I checked out Big Spoons paddles as well. They only make straight shaft paddles, but what they make look really nice, really light, and very strong. They have an all kevlar model called the 450 which took a really heavy loading without any issues. The 550 is new this year and is lighter and also very strong due to some interesting engineering. Their paddles come with a lifetime warrenty and are priced in the mid $300s.
Kokatat has a Gore-tex XCR paddle jacket which is 25% more breathable than standard Gore-tex. Stohlquist now has Gore-tex drydecks with Snap Dragon skirts that look really nice. The ESBE line is really happening too. Brent T. the fashion plate. Who would have thought it?
Necky had one new entry called the Witch. It's a smaller Switch, but it accomodates the same size paddler. There was just some volume taken out to make it easier to throw around. I fit in it fine.
Dagger surprised me. They have the smallest boat on the martket today. It's a 5'11" boat in the G-Force line. I fit in it, but I wouldn't paddle it for long. I may have to adjust my rule of never paddling a boat that I'm taller than. The larger G-Force, which is only 6'4" has so much room, it's like a cadillac. How did they get some much room into such a small space? Mark Lyle wasn't going to tell. There was an ID prototype there. The lessons learned from the Egos and the G-Forces have gone into the two sizes of the ID. It will be tamed just a bit to allow for more possibilities. On the more general end, the GT and larger GTX are boats I consider the death of the RPM. They are general friendly designs that are up to date.
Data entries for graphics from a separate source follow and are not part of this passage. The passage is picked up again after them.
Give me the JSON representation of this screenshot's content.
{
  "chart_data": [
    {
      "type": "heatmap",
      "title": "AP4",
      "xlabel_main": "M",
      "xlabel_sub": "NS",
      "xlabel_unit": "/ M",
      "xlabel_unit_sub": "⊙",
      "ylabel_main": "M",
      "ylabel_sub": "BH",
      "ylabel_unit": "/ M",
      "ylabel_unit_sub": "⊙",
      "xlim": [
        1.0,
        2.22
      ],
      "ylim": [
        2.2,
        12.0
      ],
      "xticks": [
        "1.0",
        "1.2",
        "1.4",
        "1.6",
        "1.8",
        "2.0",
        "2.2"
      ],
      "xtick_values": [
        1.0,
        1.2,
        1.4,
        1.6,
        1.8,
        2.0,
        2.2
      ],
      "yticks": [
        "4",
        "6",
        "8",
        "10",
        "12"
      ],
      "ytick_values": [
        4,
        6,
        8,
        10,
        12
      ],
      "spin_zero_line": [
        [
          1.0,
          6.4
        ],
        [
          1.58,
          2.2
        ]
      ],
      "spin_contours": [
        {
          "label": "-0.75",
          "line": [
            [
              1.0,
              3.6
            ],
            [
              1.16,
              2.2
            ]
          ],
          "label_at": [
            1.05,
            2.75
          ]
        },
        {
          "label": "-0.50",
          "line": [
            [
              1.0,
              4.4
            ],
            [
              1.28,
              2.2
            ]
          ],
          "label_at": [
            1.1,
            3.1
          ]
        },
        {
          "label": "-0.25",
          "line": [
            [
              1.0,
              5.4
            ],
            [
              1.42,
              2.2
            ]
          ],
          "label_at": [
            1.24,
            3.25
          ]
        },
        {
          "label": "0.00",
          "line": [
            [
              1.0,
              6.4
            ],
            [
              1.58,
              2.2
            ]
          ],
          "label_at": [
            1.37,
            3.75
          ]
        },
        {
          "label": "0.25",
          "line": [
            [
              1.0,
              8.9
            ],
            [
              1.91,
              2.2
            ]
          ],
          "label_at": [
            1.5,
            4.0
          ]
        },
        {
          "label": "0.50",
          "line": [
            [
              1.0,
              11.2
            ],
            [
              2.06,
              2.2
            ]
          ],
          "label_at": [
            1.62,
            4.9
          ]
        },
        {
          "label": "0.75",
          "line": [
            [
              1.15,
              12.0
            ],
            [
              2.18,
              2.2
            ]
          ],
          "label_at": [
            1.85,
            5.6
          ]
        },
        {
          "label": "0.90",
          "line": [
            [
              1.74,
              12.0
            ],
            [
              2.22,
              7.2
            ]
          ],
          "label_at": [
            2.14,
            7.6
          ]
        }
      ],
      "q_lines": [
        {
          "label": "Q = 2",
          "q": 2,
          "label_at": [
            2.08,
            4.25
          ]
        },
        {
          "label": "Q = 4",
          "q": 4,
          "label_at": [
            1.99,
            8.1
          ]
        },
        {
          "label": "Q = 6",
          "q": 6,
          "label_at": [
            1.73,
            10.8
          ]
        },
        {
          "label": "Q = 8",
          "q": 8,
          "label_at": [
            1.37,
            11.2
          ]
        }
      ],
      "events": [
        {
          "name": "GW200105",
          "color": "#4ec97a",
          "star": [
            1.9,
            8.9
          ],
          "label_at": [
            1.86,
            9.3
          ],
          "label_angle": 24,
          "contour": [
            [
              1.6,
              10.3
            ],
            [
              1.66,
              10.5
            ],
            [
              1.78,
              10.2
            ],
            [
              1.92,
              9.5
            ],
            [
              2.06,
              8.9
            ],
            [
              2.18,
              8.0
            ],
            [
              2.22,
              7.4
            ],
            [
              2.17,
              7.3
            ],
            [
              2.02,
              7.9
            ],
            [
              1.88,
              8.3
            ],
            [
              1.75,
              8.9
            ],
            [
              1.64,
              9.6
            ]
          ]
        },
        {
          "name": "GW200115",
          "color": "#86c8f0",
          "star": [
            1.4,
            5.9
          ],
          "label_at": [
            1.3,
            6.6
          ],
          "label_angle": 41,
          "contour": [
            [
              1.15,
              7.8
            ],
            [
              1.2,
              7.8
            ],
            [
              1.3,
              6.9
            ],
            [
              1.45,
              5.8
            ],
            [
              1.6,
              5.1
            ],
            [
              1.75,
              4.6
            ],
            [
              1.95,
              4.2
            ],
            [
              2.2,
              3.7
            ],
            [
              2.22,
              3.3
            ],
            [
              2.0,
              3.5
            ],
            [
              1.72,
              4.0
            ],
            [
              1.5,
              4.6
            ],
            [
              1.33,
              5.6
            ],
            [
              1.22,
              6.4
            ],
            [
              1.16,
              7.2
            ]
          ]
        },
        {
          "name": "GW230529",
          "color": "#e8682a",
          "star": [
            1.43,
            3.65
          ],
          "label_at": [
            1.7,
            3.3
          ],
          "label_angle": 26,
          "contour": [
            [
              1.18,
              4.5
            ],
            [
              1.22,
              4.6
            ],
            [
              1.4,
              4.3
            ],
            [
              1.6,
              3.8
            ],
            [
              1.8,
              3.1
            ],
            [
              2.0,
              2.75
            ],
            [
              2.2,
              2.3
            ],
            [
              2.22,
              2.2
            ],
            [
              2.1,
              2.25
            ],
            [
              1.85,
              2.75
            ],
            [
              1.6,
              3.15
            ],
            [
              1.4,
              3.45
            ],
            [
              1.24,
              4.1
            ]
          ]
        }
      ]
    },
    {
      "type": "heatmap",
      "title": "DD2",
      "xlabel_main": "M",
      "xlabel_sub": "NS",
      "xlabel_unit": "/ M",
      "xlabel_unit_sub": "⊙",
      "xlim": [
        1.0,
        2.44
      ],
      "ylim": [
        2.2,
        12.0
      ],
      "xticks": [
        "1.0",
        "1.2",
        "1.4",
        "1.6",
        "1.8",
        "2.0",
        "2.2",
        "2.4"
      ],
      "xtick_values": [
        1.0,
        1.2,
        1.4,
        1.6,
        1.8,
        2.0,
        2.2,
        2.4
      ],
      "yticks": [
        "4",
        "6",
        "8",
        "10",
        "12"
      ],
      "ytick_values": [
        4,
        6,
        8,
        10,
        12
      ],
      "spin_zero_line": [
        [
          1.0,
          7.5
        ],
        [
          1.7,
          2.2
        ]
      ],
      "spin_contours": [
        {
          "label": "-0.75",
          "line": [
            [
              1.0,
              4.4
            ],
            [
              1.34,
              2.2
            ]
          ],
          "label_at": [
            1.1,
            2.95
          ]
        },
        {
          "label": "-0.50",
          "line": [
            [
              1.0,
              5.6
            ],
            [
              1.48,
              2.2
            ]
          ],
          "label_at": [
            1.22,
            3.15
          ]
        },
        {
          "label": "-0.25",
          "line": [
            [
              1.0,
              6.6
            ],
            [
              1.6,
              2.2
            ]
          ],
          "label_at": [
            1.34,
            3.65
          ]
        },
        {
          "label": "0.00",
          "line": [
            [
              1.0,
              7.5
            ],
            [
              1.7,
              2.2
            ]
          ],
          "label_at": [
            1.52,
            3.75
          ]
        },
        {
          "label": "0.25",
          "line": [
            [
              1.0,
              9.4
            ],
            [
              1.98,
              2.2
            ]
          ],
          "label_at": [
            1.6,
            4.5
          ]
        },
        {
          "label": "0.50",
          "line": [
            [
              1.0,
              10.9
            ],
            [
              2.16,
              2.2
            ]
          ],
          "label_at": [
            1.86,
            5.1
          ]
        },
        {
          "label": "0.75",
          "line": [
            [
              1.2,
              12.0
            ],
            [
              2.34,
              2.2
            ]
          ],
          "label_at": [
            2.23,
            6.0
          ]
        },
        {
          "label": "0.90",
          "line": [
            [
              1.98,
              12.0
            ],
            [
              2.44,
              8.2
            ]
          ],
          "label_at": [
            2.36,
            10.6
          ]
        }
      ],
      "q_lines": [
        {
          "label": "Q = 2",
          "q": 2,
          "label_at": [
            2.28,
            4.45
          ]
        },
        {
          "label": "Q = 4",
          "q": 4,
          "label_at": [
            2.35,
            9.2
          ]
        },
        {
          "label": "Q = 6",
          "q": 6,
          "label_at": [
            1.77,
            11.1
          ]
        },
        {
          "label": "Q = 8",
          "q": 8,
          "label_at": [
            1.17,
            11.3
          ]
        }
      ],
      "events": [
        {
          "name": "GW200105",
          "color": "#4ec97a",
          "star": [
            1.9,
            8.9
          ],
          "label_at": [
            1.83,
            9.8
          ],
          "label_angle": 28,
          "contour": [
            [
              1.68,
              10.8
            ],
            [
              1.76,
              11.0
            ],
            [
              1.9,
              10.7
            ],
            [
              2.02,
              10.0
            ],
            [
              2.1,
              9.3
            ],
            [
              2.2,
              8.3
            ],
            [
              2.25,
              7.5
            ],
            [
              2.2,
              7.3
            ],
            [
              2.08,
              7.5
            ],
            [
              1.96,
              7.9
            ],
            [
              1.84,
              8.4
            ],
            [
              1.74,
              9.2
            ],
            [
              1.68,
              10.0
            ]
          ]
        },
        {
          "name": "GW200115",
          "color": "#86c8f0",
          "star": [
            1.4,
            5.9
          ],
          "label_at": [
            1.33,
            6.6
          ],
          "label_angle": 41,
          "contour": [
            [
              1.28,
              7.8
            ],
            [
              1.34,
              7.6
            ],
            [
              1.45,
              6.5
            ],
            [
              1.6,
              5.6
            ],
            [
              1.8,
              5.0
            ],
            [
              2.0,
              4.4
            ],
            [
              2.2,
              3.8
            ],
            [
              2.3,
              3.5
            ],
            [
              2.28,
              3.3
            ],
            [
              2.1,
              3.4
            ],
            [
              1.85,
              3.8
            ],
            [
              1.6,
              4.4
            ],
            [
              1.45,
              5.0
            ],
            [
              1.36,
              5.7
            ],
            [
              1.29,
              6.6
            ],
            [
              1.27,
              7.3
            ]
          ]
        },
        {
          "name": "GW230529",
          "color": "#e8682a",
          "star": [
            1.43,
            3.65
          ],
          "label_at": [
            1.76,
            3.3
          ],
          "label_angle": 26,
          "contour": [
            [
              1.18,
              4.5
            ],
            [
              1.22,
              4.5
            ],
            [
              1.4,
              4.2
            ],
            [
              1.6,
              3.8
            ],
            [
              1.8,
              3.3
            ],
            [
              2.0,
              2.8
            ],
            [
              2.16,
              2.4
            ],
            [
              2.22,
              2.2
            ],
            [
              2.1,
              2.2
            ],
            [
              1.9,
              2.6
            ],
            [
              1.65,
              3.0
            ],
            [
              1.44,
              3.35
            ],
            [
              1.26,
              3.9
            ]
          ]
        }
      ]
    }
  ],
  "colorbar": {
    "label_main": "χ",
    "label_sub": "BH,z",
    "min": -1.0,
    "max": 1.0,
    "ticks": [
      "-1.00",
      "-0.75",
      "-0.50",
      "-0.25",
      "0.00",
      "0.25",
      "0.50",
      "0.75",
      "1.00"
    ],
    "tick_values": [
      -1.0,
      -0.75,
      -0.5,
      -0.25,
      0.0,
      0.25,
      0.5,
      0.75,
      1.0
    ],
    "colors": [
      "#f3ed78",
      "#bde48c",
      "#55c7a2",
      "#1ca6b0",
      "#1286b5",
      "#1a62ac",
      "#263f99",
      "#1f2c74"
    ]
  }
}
If you want to have more fun than you do in your RPM, but are still weary of those crazy playboats, you should check them out. I can tell from this year's new boats from Dagger that they are putting a lot more thought into what they are doing than they may have in the past. I enjoy seeing that.
Clay had a busy day today, and I wanted to get the low down from him personally because I know he will give me all the info straight as an arrow and he has a huge amount of experience, so he knows exactly what he is talking about. I managed to get enough time with him to talk about most of the boats. I'll try to get the rest tomorrow. Starting off was the Sonic and Sonic XT. They fit into the category with Dagger's GT and GTX. I like these designs MUCH better than the ARC and SPARC. They look like solid boats for beginners and less agressive paddlers who want to run rivers. I'm sure they will be a hit with kayak schools, as will the GT and GTX. Next we looked at Clay's boat, the Java. It's a creekboat that is loads of fun to paddle. I got the complete runthrough and it looks very well designed from the hull and deck features down to the broach loops and center pillar. I could easily get out of the boat in a verticle pin, which is essential in a creeker. The center pillar is plastic and can be used as a step to help your quick exit. The boat comes with Thighmaster 2s and I had no problems exiting with them in place. The hull was in keeping with the Prijon Embudo and the WS Mutant. It's rockered fairly continuously and has a crown to provide for softer landing on big drops. Clay has done a ton of creeking and had definite ideas about what a creek boat needs. He attempted to have all the bases covered with the Java. I think he may just have succeeded. The next boat we looked at was the Full Tilt. It's a 6'9" boat with a bit more volume in the ends to help with the aerial and "bouncy" moves. I fit in it fine. It has a plastic pillar which is quite strong and allows for more foot room. The Lucid is a slightly bigger Amp. It has HUGE knee area and no Thighmaster. Again, I fit comfortably. The boat is noted for the holes in the bow and stern and the fact that the deck and seat combine to form the pillar. It's a very interesting boat to see from an often conservative company like Perception. Again, I like seeing that kind of thing.